The condition here is counter intuitive, please add a comment that relates
to the tasklet routine mlx5_cq_tasklet_cb, something like.
/* If this list isn't empty, the tasklet is already scheduled, and not yet
  * executing the list, the spinlock here guarantees the addition of this CQ
  * will be seen by the next execution, so rescheduling the tasklet is not
  * required */ 

One other way to do this, is to flag tasklet_ctx.sched_flag = true, inside
mlx5_add_cq_to_tasklet, and then schedule once at the end of eq irq processing 
if (tasklet_ctx.sched_flag == true). to avoid "too" early scheduling, but
since the tasklet can't run until the irq handler returns, I think your
solution shouldn't suffer from "too" early scheduling .. 
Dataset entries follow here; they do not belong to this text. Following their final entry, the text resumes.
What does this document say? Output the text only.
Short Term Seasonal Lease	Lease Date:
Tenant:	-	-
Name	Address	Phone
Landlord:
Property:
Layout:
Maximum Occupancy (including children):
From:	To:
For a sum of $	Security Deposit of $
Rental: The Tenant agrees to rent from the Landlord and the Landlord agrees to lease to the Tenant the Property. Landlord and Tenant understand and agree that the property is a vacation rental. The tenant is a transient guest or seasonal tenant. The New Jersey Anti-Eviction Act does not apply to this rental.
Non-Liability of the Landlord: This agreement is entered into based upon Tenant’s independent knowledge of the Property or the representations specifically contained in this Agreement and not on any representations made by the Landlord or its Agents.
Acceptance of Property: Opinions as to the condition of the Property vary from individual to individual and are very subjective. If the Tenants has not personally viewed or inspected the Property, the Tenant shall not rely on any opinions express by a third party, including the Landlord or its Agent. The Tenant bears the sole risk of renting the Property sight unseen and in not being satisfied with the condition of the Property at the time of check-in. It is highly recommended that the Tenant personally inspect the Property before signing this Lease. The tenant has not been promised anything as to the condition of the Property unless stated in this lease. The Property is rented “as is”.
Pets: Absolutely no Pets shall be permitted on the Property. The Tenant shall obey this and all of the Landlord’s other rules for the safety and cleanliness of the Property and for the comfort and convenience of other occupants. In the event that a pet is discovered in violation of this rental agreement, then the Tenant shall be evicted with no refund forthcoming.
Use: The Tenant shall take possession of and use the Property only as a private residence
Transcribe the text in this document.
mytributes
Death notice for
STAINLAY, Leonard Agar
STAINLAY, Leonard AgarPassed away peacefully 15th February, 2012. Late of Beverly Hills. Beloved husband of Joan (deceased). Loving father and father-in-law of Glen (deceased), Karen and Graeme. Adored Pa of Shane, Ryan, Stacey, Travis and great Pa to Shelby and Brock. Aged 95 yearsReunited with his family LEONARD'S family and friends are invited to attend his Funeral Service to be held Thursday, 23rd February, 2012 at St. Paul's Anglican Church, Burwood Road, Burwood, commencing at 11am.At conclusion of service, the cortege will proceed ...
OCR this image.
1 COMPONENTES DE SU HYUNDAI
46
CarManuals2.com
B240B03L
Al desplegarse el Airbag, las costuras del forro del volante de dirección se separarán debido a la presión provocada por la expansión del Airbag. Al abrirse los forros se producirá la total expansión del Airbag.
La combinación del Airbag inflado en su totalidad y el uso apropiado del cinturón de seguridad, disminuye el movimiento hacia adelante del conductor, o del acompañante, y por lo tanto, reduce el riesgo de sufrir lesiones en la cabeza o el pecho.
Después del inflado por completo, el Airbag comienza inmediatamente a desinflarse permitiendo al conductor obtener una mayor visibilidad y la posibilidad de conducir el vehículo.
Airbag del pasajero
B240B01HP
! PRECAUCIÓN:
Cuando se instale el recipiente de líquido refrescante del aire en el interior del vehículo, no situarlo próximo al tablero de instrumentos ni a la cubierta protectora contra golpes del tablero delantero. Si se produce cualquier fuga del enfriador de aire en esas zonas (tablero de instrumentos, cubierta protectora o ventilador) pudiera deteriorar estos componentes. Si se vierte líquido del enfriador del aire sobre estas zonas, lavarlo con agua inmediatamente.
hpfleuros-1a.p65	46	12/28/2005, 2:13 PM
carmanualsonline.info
Acked-by: Saeed Mahameed <saeedm@nvidia.com>


>+		schedule_tasklet = list_empty(&tasklet_ctx->list);
> 		list_add_tail(&cq->tasklet_ctx.list, &tasklet_ctx->list);
> 	}
> 	spin_unlock_irqrestore(&tasklet_ctx->lock, flags);
>+
>+	if (schedule_tasklet)
>+		tasklet_schedule(&tasklet_ctx->task);
> }
>
> /* Callers must verify outbox status in case of err */
> int mlx5_create_cq(struct mlx5_core_dev *dev, struct mlx5_core_cq *cq,
> 		   u32 *in, int inlen, u32 *out, int outlen)
>diff --git a/drivers/net/ethernet/mellanox/mlx5/core/eq.c b/drivers/net/ethernet/mellanox/mlx5/core/eq.c
>index 859dcf09b770..3fd2091c11c8 100644
>--- a/drivers/net/ethernet/mellanox/mlx5/core/eq.c
>+++ b/drivers/net/ethernet/mellanox/mlx5/core/eq.c
>@@ -112,14 +112,14 @@ static int mlx5_eq_comp_int(struct notifier_block *nb,
> 	struct mlx5_eq_comp *eq_comp =
> 		container_of(nb, struct mlx5_eq_comp, irq_nb);
> 	struct mlx5_eq *eq = &eq_comp->core;
> 	struct mlx5_eqe *eqe;
> 	int num_eqes = 0;
>-	u32 cqn = -1;
>
> 	while ((eqe = next_eqe_sw(eq))) {
> 		struct mlx5_core_cq *cq;
>+		u32 cqn;
>
> 		/* Make sure we read EQ entry contents after we've
> 		 * checked the ownership bit.
> 		 */
> 		dma_rmb();
>@@ -142,13 +142,10 @@ static int mlx5_eq_comp_int(struct notifier_block *nb,
> 			break;
> 	}
>
> 	eq_update_ci(eq, 1);
>
>-	if (cqn != -1)
>-		tasklet_schedule(&eq_comp->tasklet_ctx.task);
>-
> 	return 0;
> }
>
> /* Some architectures don't latch interrupts when they are disabled, so using
>  * mlx5_eq_poll_irq_disabled could end up losing interrupts while trying to
>-- 
>2.45.2
>
>